Systematic Yield Issues Now Top Priority At Advanced Nodes

Pattern recognition, machine learning, and real-time analysis are needed to root out systematic defects.


Systematic yield issues are supplanting random defects as the dominant concern in semiconductor manufacturing at the most advanced process nodes, requiring more time, effort, and cost to achieve sufficient yield.

Yield is the ultimate hush hush topic in semiconductor manufacturing, but it’s also the most critical because it determines how many chips can be profitably sold. “At older nodes, by the time you would start volume production, the only yield issues you had to worry about were random defects,” said Andrzej Strojwas, CTO of PDF Solutions. “Most of the systematics would be eliminated and the parametric issues would be under control.”

That’s no longer the case. Strojwas explained that systematic defects and parametric variations are now present in early production, requiring aggressive yield management strategies to drive product yield to acceptable levels. “Sometimes there are problems with particular layout patterns,” he said. “For example, on interconnect levels, you may have issues with metal islands that cause catastrophic failures like shorts or opens. Unfortunately, these are happening despite the fact that a lot of attention is paid to optical proximity correction (OPC) to make sure that the structures are printed very close to the design intent.”

Fig. 1: Analysis for to address design systematics for yield ramp. Source: ASMC

Fig. 1: Analysis to address design systematics for yield ramp. Source: ASMC

GlobalFoundries recently implemented a yield improvement methodology during volume ramp of its 14nm finFET mobile products with a two- to three-year lifetime. [1] The company said that systematic defects between the process, design, and layout dominated early yield loss. The process (see figure 1) combines customer GDS files with an adapted design-to-silicon flow that assesses yield loss based on weak points or defects from historic learning. Design features provide input to pattern matching that counts the occurrence of weak points (WPs) or pinch points captured during process development. The design schematics ranks WPs based on yield impact and feeds that back into the NPI process setup.
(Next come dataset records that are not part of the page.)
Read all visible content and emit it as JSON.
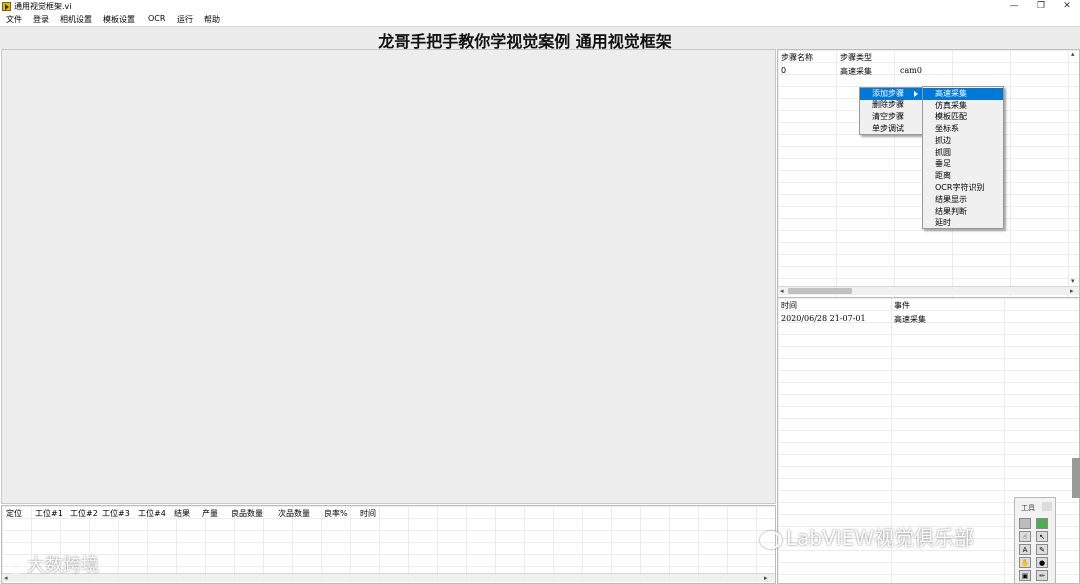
{
  "window": {
    "title": "通用视觉框架.vi",
    "minimize_glyph": "—",
    "restore_glyph": "❐",
    "close_glyph": "✕"
  },
  "menu": [
    "文件",
    "登录",
    "相机设置",
    "模板设置",
    "OCR",
    "运行",
    "帮助"
  ],
  "header": {
    "title": "龙哥手把手教你学视觉案例 通用视觉框架"
  },
  "steps_table": {
    "columns": [
      "步骤名称",
      "步骤类型"
    ],
    "rows": [
      [
        "0",
        "高速采集",
        "cam0"
      ]
    ]
  },
  "context_menu": {
    "items": [
      "添加步骤",
      "删除步骤",
      "清空步骤",
      "单步调试"
    ],
    "selected": "添加步骤",
    "submenu_items": [
      "高速采集",
      "仿真采集",
      "模板匹配",
      "坐标系",
      "抓边",
      "抓圆",
      "垂足",
      "距离",
      "OCR字符识别",
      "结果显示",
      "结果判断",
      "延时"
    ],
    "submenu_selected": "高速采集"
  },
  "log_table": {
    "columns": [
      "时间",
      "事件"
    ],
    "rows": [
      [
        "2020/06/28 21-07-01",
        "高速采集"
      ]
    ]
  },
  "results_table": {
    "columns": [
      "定位",
      "工位#1",
      "工位#2",
      "工位#3",
      "工位#4",
      "结果",
      "产量",
      "良品数量",
      "次品数量",
      "良率%",
      "时间"
    ]
  },
  "tools_palette": {
    "title": "工具"
  },
  "watermarks": {
    "left": "大数跨境",
    "right": "LabVIEW视觉俱乐部"
  },
  "colors": {
    "selection": "#0078d7",
    "header_bg": "#ececec",
    "display_bg": "#ededed"
  }
}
Most critically, comprehensive process characterization on systems are performed during NPI setup using in-line CD, brightfield inspection, e-beam scan, automatic pattern inspection, and process window qualification. Fixes are implemented based on these finding, then validated on wafers.

In one example, GlobalFoundries engineers identified a middle-of-line contact-contact short weak point, “which is related to one 7.5T standard cell with marginal small space between double patterning contact (CA) – CA1 and CA2 with wafer edge die loss (>5%) (see figure 2). Based on the design layout analysis and pattern matching, an optical proximity correction (OPC) fix solution was implemented to widen process margins and boost yield, as shown in figure 2g. “CD check confirmed the full process window.”

Fig. 2: Contact-contact short confirmed by optical (a), layout (b, e), and e-beam (d) was rectified with OPC and validated with larger spacing (f) and wafer edge yield gain (g). Source: IEEE ASMC

Fig. 2: Contact-contact short confirmed by optical (a), layout (b, e), and e-beam (d) was rectified with OPC and validated with larger spacing (f) and wafer edge yield gain (g). Source: IEEE ASMC

3D metrology and yield learning
One of the most significant recent changes has been the increase in 3D inspection and metrology learning. The adoption of finFET and nanosheet transistors is happening on the front end, while advanced packaging requires 3D metrology on the back end.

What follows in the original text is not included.